Heretofore, it was common practice to employ at least three, if not more, fields per frame when using multi primary color displays. Some of such deployments may have included use of local backlight dimming in which the light sourcing blocks are selectively dimmed or brightened in conjunction with setting the grayscale levels of their respective light-passage controlling (light valving), liquid crystal cells. However, under current liquid crystal technologies, including those that use reduced switching rates (e.g., to reduce power consumption), a field sequential operation with at least three to four fields per frame may introduce flicker and other undesired artifacts such as color break artifacts.

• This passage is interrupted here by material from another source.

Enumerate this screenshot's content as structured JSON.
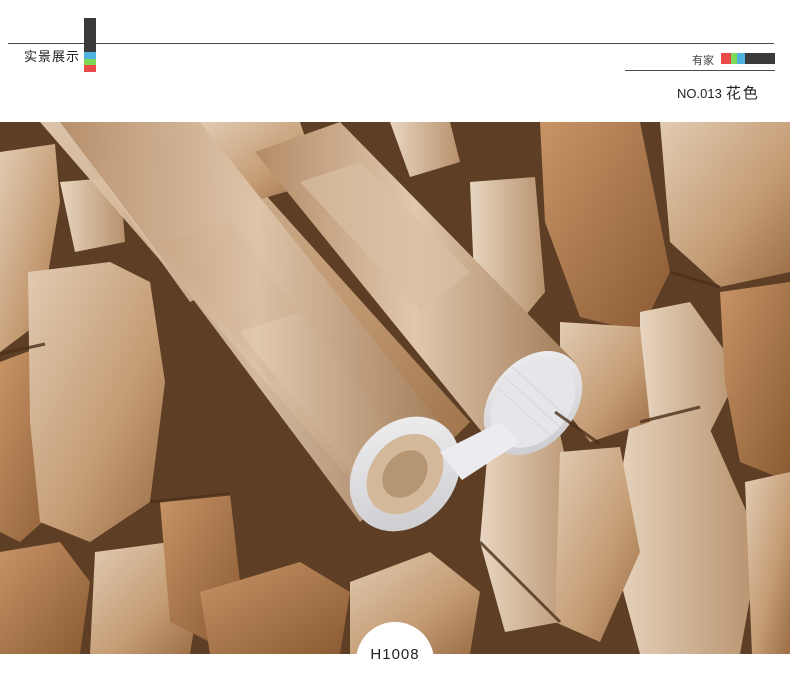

Some of these drawbacks may be overcome by switching back to operating at relatively high field update rates (e.g., more than 500 fields per second), but such increase in switching rate would disadvantageously increase power consumption. Additionally, since the liquid crystal re-orientation time of liquid crystal cells is often relatively long compared to the field update time at such relatively high field update rates, undesirable color mixing may occur and this poses a major problem. It is possible to address this last point by energizing (flashing) the backlight LEDs only for short periods of time at the end of the respective field update periods, but this disadvantageously reduces the LEDs' efficiency and may require a very large number of LEDs for achieving an acceptable luminance which in turn disadvantageously increases the size and power consumption of the display. Therefore it seems that advancements for the multi primary color matrix approach may be at their end due to an irresolvable tradeoff problem that pits power consumption against production of undesirable image artifacts.
It is to be understood that this background of the technology section is intended to provide useful background for understanding the here disclosed technology and as such, the technology background section may include ideas, concepts or recognitions that were not part of what was known or appreciated by those skilled in the pertinent art prior to corresponding invention dates of subject matter disclosed herein.